It was summer before 8th grade when our new high school football coach arrived in town. He had helped coach for a rival team that was a football powerhouse so he naturally was seen as our saviour to revitalize our football program. Well he barely won any games my entire high school career while he was there but he introduced me to the high school weight room where I had a chance to use real weights while forsaking my old, plastic K-Mart, garage sale, gym I put together.
The old football strength program “Bigger Faster Stronger” had box squats listed as an exercise to perform way back then I was 14 years old. The box squatting was a real spine buster as we would sit down to a high bench almost bouncing off to a locked out position. I could write a series just on bad coaching alone but let me just say we were doing it the way the coaches wanted. Luckily, my USPF/IPF world champion coach Ernie Fleischer, aka The Iron Sheik, eventually got ahold of me to help improve my lifting along with our new wrestling coach Ron Kauffman. Ernie also used box squats but a little differently. When he saw how I did if based on my earlier experience he growled in his deep raspy voice, “WHAT THE HELL ARE YOU DOING?” Clearly, I wasn’t doing it the way Ernie wanted. No Ernie had us use a milk crate on its side to coach depth alone. There was no bouncing. Just feel pressure and that was the cue to drive the weight back up. His coaching helped me to learn so much and his strict approach to depth and technique made me the lifter I have become in many ways. If we couldn’t pass the IPF for depth then it wasn’t a good squat to him. I also might mention this was before the IPF decided that the deepest squat should win as seems to be the current trend with them.

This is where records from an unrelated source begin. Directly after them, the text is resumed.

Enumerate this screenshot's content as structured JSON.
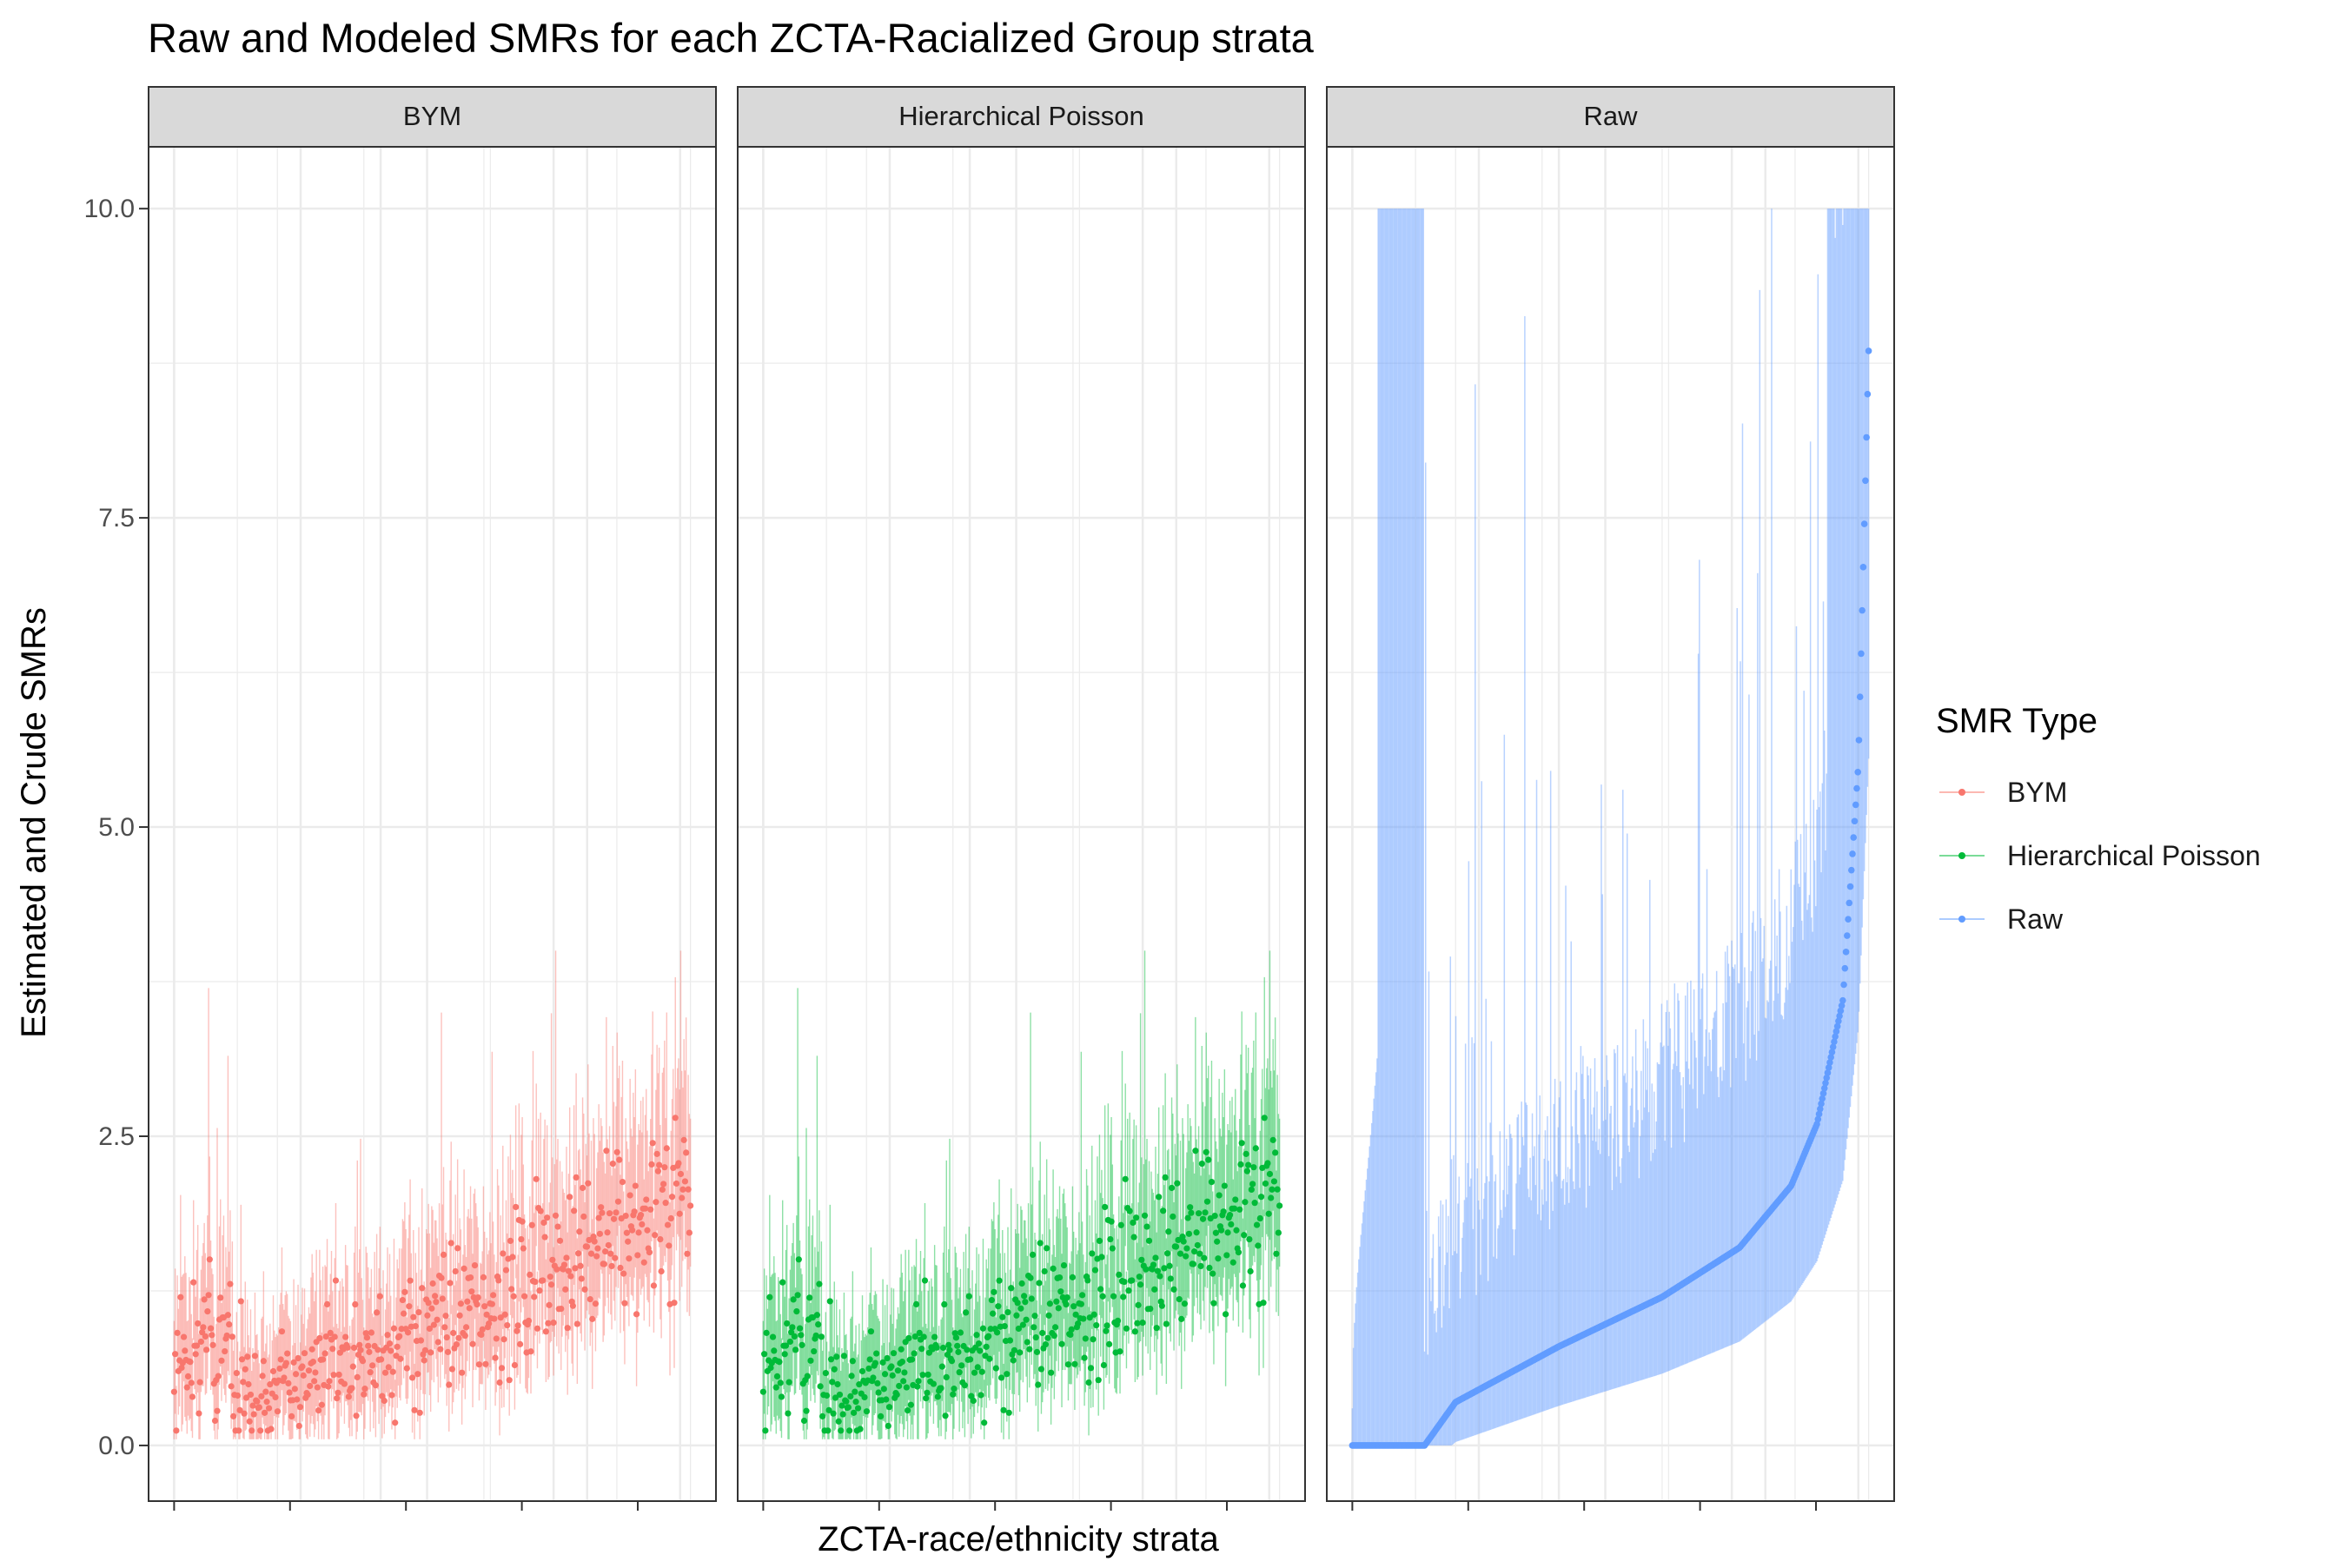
{
  "chart_data": {
    "type": "scatter",
    "title": "Raw and Modeled SMRs for each ZCTA-Racialized Group strata",
    "xlabel": "ZCTA-race/ethnicity strata",
    "ylabel": "Estimated and Crude SMRs",
    "ylim": [
      -0.45,
      10.5
    ],
    "yticks": [
      "0.0",
      "2.5",
      "5.0",
      "7.5",
      "10.0"
    ],
    "grid": true,
    "legend": {
      "title": "SMR Type",
      "position": "right",
      "entries": [
        "BYM",
        "Hierarchical Poisson",
        "Raw"
      ]
    },
    "colors": {
      "BYM": "#F8766D",
      "Hierarchical Poisson": "#00BA38",
      "Raw": "#619CFF",
      "strip_fill": "#D9D9D9",
      "grid_major": "#EBEBEB"
    },
    "panels": [
      {
        "strip": "BYM",
        "series": "BYM",
        "n_points": 480,
        "trend": {
          "x": [
            0,
            0.1,
            0.15,
            0.2,
            0.4,
            0.6,
            0.8,
            1.0
          ],
          "y": [
            0.55,
            0.85,
            0.35,
            0.45,
            0.75,
            1.1,
            1.55,
            2.1
          ]
        },
        "ci_max": 4.0,
        "max_point": 3.2
      },
      {
        "strip": "Hierarchical Poisson",
        "series": "Hierarchical Poisson",
        "n_points": 480,
        "trend": {
          "x": [
            0,
            0.1,
            0.15,
            0.2,
            0.4,
            0.6,
            0.8,
            1.0
          ],
          "y": [
            0.55,
            0.85,
            0.35,
            0.45,
            0.75,
            1.1,
            1.55,
            2.1
          ]
        },
        "ci_max": 4.0,
        "max_point": 3.2
      },
      {
        "strip": "Raw",
        "series": "Raw",
        "n_points": 480,
        "zero_fraction": 0.14,
        "sorted": true,
        "trend": {
          "x": [
            0.14,
            0.2,
            0.4,
            0.6,
            0.75,
            0.85,
            0.9,
            0.95,
            0.98,
            1.0
          ],
          "y": [
            0.0,
            0.35,
            0.8,
            1.2,
            1.6,
            2.1,
            2.6,
            3.6,
            5.5,
            8.85
          ]
        },
        "ci_max": 10.0,
        "max_point": 8.85
      }
    ]
  }
}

Living in the midwest and not far from Columbus I was drawn to read different articles about Westside Barbell and all the amazing numbers they put up. I went back to using my old milk crate again to work on squatting for my speed days. I worked on my good mornings and max effort squats. Equipment was limited so I made due with what I had. Box squatting in that fashion worked well to add some reps in a different style while working my mobility. In an Inzer Z suit I managed over 800 weighing 238 years ago. I attribute that training to a lot of good mornings, varied depth squats and ab work. I also was very meticulous on training my technique.

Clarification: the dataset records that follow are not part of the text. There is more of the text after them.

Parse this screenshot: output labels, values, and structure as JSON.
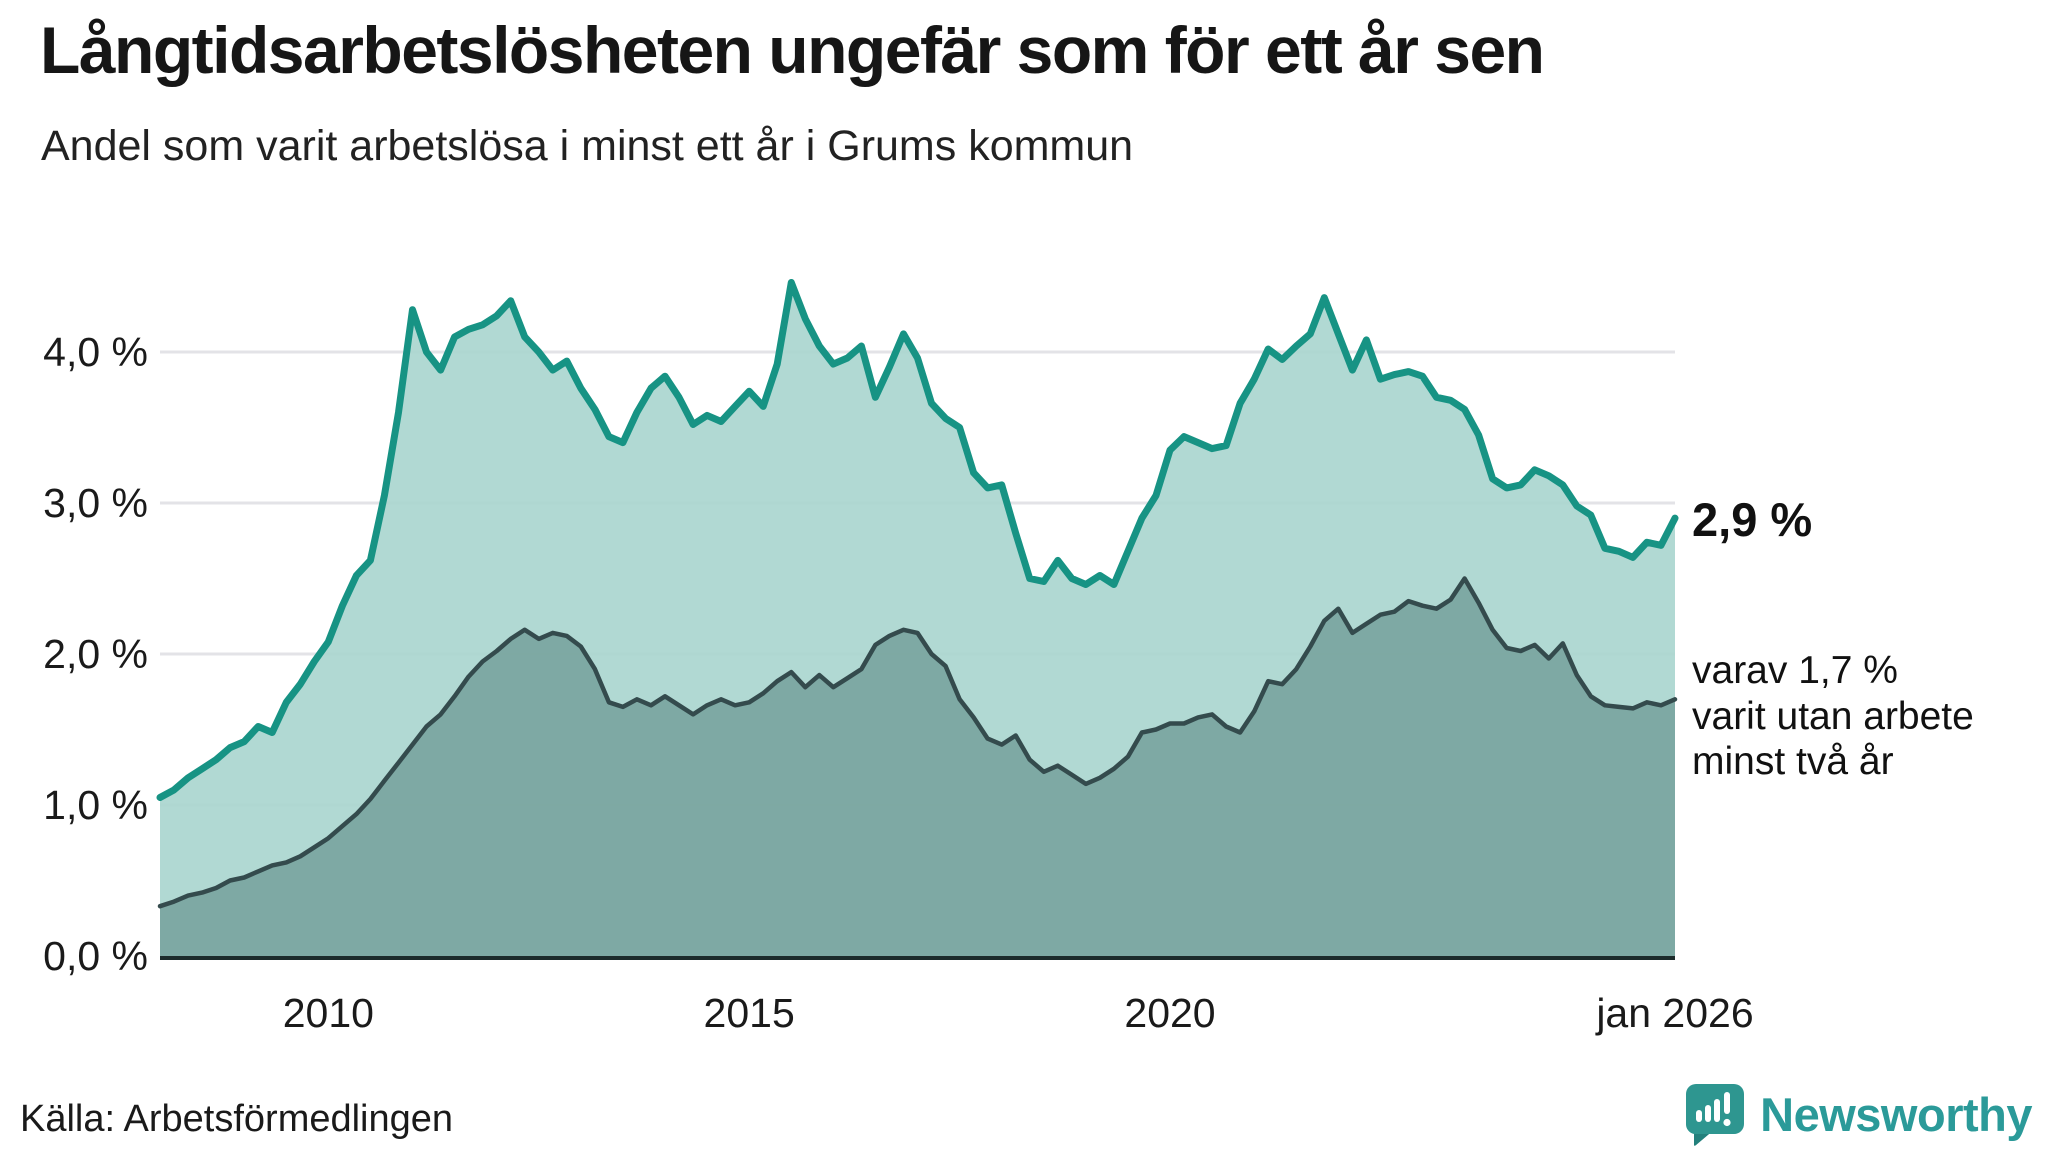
{
  "header": {
    "title": "Långtidsarbetslösheten ungefär som för ett år sen",
    "subtitle": "Andel som varit arbetslösa i minst ett år i Grums kommun"
  },
  "chart_data": {
    "type": "area",
    "title": "Långtidsarbetslösheten ungefär som för ett år sen",
    "subtitle": "Andel som varit arbetslösa i minst ett år i Grums kommun",
    "unit": "%",
    "x_start": 2008.0,
    "points_per_year": 6,
    "x_end": 2026.0,
    "y_range": [
      0,
      4.7
    ],
    "grid": true,
    "legend_position": "right-annotations",
    "x_ticks": [
      {
        "value": 2010,
        "label": "2010"
      },
      {
        "value": 2015,
        "label": "2015"
      },
      {
        "value": 2020,
        "label": "2020"
      },
      {
        "value": 2026.0,
        "label": "jan 2026"
      }
    ],
    "y_ticks": [
      {
        "value": 4,
        "label": "4,0 %"
      },
      {
        "value": 3,
        "label": "3,0 %"
      },
      {
        "value": 2,
        "label": "2,0 %"
      },
      {
        "value": 1,
        "label": "1,0 %"
      },
      {
        "value": 0,
        "label": "0,0 %"
      }
    ],
    "series": [
      {
        "name": "Andel som varit arbetslösa minst ett år",
        "color": "#179384",
        "fill": "#a9d5ce",
        "end_value": 2.9,
        "values": [
          1.05,
          1.1,
          1.18,
          1.24,
          1.3,
          1.38,
          1.42,
          1.52,
          1.48,
          1.68,
          1.8,
          1.95,
          2.08,
          2.32,
          2.52,
          2.62,
          3.05,
          3.6,
          4.28,
          4.0,
          3.88,
          4.1,
          4.15,
          4.18,
          4.24,
          4.34,
          4.1,
          4.0,
          3.88,
          3.94,
          3.76,
          3.62,
          3.44,
          3.4,
          3.6,
          3.76,
          3.84,
          3.7,
          3.52,
          3.58,
          3.54,
          3.64,
          3.74,
          3.64,
          3.92,
          4.46,
          4.22,
          4.04,
          3.92,
          3.96,
          4.04,
          3.7,
          3.9,
          4.12,
          3.96,
          3.66,
          3.56,
          3.5,
          3.2,
          3.1,
          3.12,
          2.8,
          2.5,
          2.48,
          2.62,
          2.5,
          2.46,
          2.52,
          2.46,
          2.68,
          2.9,
          3.05,
          3.35,
          3.44,
          3.4,
          3.36,
          3.38,
          3.66,
          3.82,
          4.02,
          3.95,
          4.04,
          4.12,
          4.36,
          4.12,
          3.88,
          4.08,
          3.82,
          3.85,
          3.87,
          3.84,
          3.7,
          3.68,
          3.62,
          3.45,
          3.16,
          3.1,
          3.12,
          3.22,
          3.18,
          3.12,
          2.98,
          2.92,
          2.7,
          2.68,
          2.64,
          2.74,
          2.72,
          2.9
        ]
      },
      {
        "name": "varav arbetslösa minst två år",
        "color": "#344b4d",
        "fill": "#7ca7a1",
        "end_value": 1.7,
        "values": [
          0.33,
          0.36,
          0.4,
          0.42,
          0.45,
          0.5,
          0.52,
          0.56,
          0.6,
          0.62,
          0.66,
          0.72,
          0.78,
          0.86,
          0.94,
          1.04,
          1.16,
          1.28,
          1.4,
          1.52,
          1.6,
          1.72,
          1.85,
          1.95,
          2.02,
          2.1,
          2.16,
          2.1,
          2.14,
          2.12,
          2.05,
          1.9,
          1.68,
          1.65,
          1.7,
          1.66,
          1.72,
          1.66,
          1.6,
          1.66,
          1.7,
          1.66,
          1.68,
          1.74,
          1.82,
          1.88,
          1.78,
          1.86,
          1.78,
          1.84,
          1.9,
          2.06,
          2.12,
          2.16,
          2.14,
          2.0,
          1.92,
          1.7,
          1.58,
          1.44,
          1.4,
          1.46,
          1.3,
          1.22,
          1.26,
          1.2,
          1.14,
          1.18,
          1.24,
          1.32,
          1.48,
          1.5,
          1.54,
          1.54,
          1.58,
          1.6,
          1.52,
          1.48,
          1.62,
          1.82,
          1.8,
          1.9,
          2.05,
          2.22,
          2.3,
          2.14,
          2.2,
          2.26,
          2.28,
          2.35,
          2.32,
          2.3,
          2.36,
          2.5,
          2.34,
          2.16,
          2.04,
          2.02,
          2.06,
          1.97,
          2.07,
          1.86,
          1.72,
          1.66,
          1.65,
          1.64,
          1.68,
          1.66,
          1.7
        ]
      }
    ],
    "annotations": {
      "end_value_label": "2,9 %",
      "secondary_label_lines": [
        "varav 1,7 %",
        "varit utan arbete",
        "minst två år"
      ]
    }
  },
  "footer": {
    "source": "Källa: Arbetsförmedlingen",
    "brand": "Newsworthy"
  },
  "colors": {
    "line_primary": "#179384",
    "fill_primary": "#a9d5ce",
    "line_secondary": "#344b4d",
    "fill_secondary": "#7ca7a1",
    "gridline": "#e3e3e7",
    "axis": "#1c2b2b",
    "brand_teal": "#2b9a99",
    "icon_teal": "#2e9690",
    "icon_teal_dark": "#23807c",
    "text": "#1a1a1a"
  }
}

Many people have no idea that I lifted in single ply but honestly single ply then was pretty much being able to put on my suit by myself in about 5 minutes. So it was very different to the material now. Cost and time is why I was no longer interested in geared lifting. I also train alone so dealing with a bench shirt by yourself can be an issue. I love training and to take 20-30 minutes to put on a squat suit just ruined the flow of my workouts for me. So raw it was and still is; luckily for me raw has really become huge for the masses which I am so thankful for.
While raw powerlifting is growing and here to stay it is funny that as methodologies like Westside/Conjugate are thriving with raw lifters, Westside/Conjugate really is for geared lifters. All of their influences point to that, from style of squatting, tricep work and deadlift technique. I think the good is a lot of back and ab training are emphasized which is fantastic for most lifters because these are neglected areas in powerlifting. The bad is neglecting areas like the chest, nor is there enough real training for the lifts performed in competition. The ugly part in my mind is following Westside/Conjugate emphasis of box squatting. This lift has no mechanical similarity for a raw lifter squatting. Yes a geared lifter sits back when he squat but a raw lifter drops. Sure, raw lifters stick their butts out yet the bar path is almost perpendicular to the floor. Box squats in my coaching opinion is an assistance movement at best for the raw lifter.

Let me say that I have no beef with Westside/Conjugate. I practice the true definition of conjugate with my own clients as any good coach should. I chose Westside/Conjugate because I want lifters challenged to understand what and why they do what they do. It is just that simple. Many raw lifters need to educate themselves, question methods and understand approaches. They need to start thinking outside the box squat.